Lisa Cooper, professor at Johns Hopkins University’s School of Medicine, and Ruth DeFries, an environmental geographer at the University of Maryland, College Park, are two of 24 winners from a pool of several thousand nominees.
This year’s winners are “wonderfully interesting in the work they do … pushing at boundaries and … giving us a glimpse of the future,” said Daniel J. Socolow, director of MacArthur Fellows program.
Dr. Cooper, a practicing physician and professor with both the School of Medicine and Bloomberg School of Public Health, focuses her research on doctors’ interactions with minority patients, particularly African Americans, an area where she has uncovered biases that could affect the quality of health care. She is developing several programs that allow doctors to see their own behavioral interactions and evaluate them, and also initiatives that help patients ask their doctors informed questions.
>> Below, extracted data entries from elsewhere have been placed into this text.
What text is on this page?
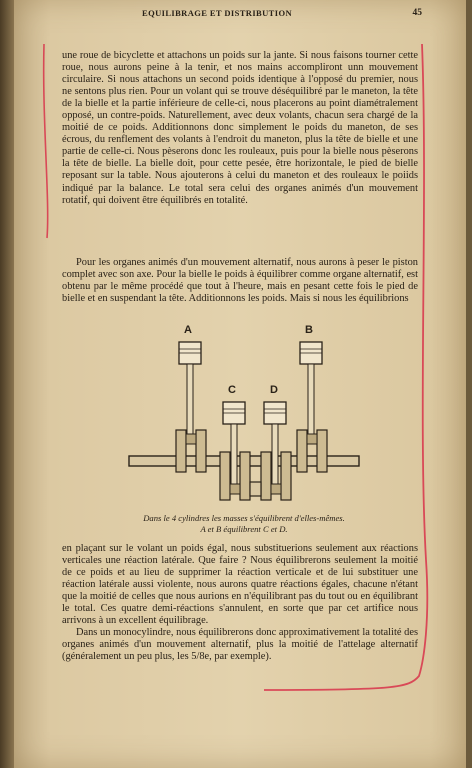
EQUILIBRAGE ET DISTRIBUTION	45

une roue de bicyclette et attachons un poids sur la jante. Si nous faisons tourner cette roue, nous aurons peine à la tenir, et nos mains accompliront unn mouvement circulaire. Si nous attachons un second poids identique à l'opposé du premier, nous ne sentons plus rien. Pour un volant qui se trouve déséquilibré par le maneton, la tête de la bielle et la partie inférieure de celle-ci, nous placerons au point diamétralement opposé, un contre-poids. Naturellement, avec deux volants, chacun sera chargé de la moitié de ce poids. Additionnons donc simplement le poids du maneton, de ses écrous, du renflement des volants à l'endroit du maneton, plus la tête de bielle et une partie de celle-ci. Nous pèserons donc les rouleaux, puis pour la bielle nous pèserons la tête de bielle. La bielle doit, pour cette pesée, être horizontale, le pied de bielle reposant sur la table. Nous ajouterons à celui du maneton et des rouleaux le poiids indiqué par la balance. Le total sera celui des organes animés d'un mouvement rotatif, qui doivent être équilibrés en totalité.

Pour les organes animés d'un mouvement alternatif, nous aurons à peser le piston complet avec son axe. Pour la bielle le poids à équilibrer comme organe alternatif, est obtenu par le même procédé que tout à l'heure, mais en pesant cette fois le pied de bielle et en suspendant la tête. Additionnons les poids. Mais si nous les équilibrions

A	B
C	D
Dans le 4 cylindres les masses s'équilibrent d'elles-mêmes.
A et B équilibrent C et D.

en plaçant sur le volant un poids égal, nous substituerions seulement aux réactions verticales une réaction latérale. Que faire ? Nous équilibrerons seulement la moitié de ce poids et au lieu de supprimer la réaction verticale et de lui substituer une réaction latérale aussi violente, nous aurons quatre réactions égales, chacune n'étant que la moitié de celles que nous aurions en n'équilibrant pas du tout ou en équilibrant le total. Ces quatre demi-réactions s'annulent, en sorte que par cet artifice nous arrivons à un excellent équilibrage.

Dans un monocylindre, nous équilibrerons donc approximativement la totalité des organes animés d'un mouvement alternatif, plus la moitié de l'attelage alternatif (généralement un peu plus, les 5/8e, par exemple).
She is not exactly sure what she will do with the money, but is planning a project that will “benefit people from disadvantaged groups,” she told The Examiner, and may expand her research areas to include other minorities and other regions of the world.
DeFries’ work combines remote satellite imagery and a study of the environmental effects of agriculture and urbanization to highlight and explore different processes affecting the earth. She is currently out of the country, and could not be reached for comment.